The honest trigger was the monthly bill. Not that it was large, it was about thirty quid across a couple of small VMs, some object storage and a managed database I barely used. Thirty quid is nothing. But thirty quid for things that idle at two percent CPU, serving an audience of approximately me, started to feel like paying rent on a warehouse to store a single box of books. The hardware to run all of it sits at home, already on, already paid for.
what actually moved
I made a list first, because the worst version of this project is the one where you migrate everything in a heroic weekend and then discover three months later that the thing keeping your domain's DNS alive was also in the cupboard during the power cut.
What came home:
- A personal Git server (Gitea), which is happier on a fast local disk anyway.
- A Nextcloud instance for files and calendar, which was the main storage cost.
- A handful of small internal tools and dashboards that only ever needed to be reachable from the house.
- The media library, which was always a slightly absurd thing to be paying egress on.
What stayed in the cloud, deliberately:
- DNS. It lives at a provider whose entire job is to be up when my house is not.
- Off-site backups. The whole point of off-site is that it is not in the same building as the thing it is backing up.
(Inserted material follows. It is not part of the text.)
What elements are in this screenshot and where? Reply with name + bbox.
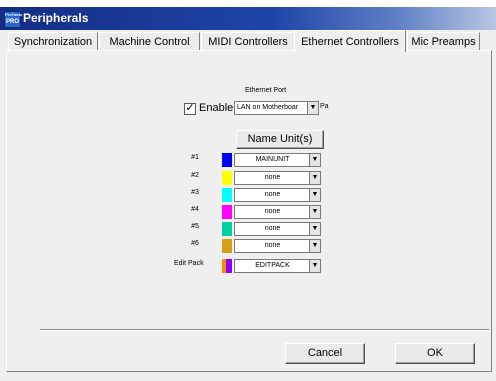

- This blog and anything else that needs to survive my home internet having a wobble.
That split is the actual lesson. "Self-host everything" is a slogan, not a plan. The right question per service is: who needs to reach it, and what happens when the house loses power or the broadband drops? If the answer is "only me, and nothing important breaks", it comes home. If the answer involves the public or involves recovering from a disaster, it stays rented.
the box and the boring bits
The host is nothing exotic: a small tower with a six-core CPU I bought second-hand, 32 GB of RAM, a pair of SSDs mirrored with ZFS for the things that matter, and a couple of big spinning disks for media where I care more about capacity than speed. Everything runs in Docker, behind a single reverse proxy doing TLS termination with certificates from Let's Encrypt via DNS challenge, so I never have to expose port 80 to anything.
The genuinely fiddly parts were the ones nobody puts in the blog posts:
- Backups, properly. Before I moved a single byte, I set up restic pushing nightly snapshots to cheap cloud object storage. The cloud was keeping my data safe almost for free when it was the cloud's job. Moving the data home means that safety net is now my job, and a homelab without off-site backups is just an elaborate way to lose your photos.
- UPS. The box is on a small uninterruptible power supply with a USB cable into the host, so a brief cut doesn't corrupt the ZFS pool mid-write. It also signals a clean shutdown if the battery runs low. This cost less than two months of the cloud bill it replaced.
- Dynamic DNS for the few things still reachable from outside. My home IP is not static, so a tiny cron job updates an A record when it changes. Crude, reliable.
was it worth it
A weekend of work, plus the ongoing cost of being my own ops team. When the Nextcloud upgrade goes sideways at eleven on a Tuesday, there is no support queue, there is just me and a backup I had better hope I tested.
But the file sync is now genuinely instant on the local network, the bill has dropped to a few pounds for the bits I sensibly left in the cloud, and there is a quiet pleasure in knowing exactly where my data physically is. Given everyone is at home and leaning on their home setups more than ever right now, the timing felt right.
The thing I'll keep reminding myself: the cloud was not the enemy. It was doing several jobs well, and I'm only bringing home the ones where I genuinely don't need someone else's datacentre. The trick is being honest about which jobs those are.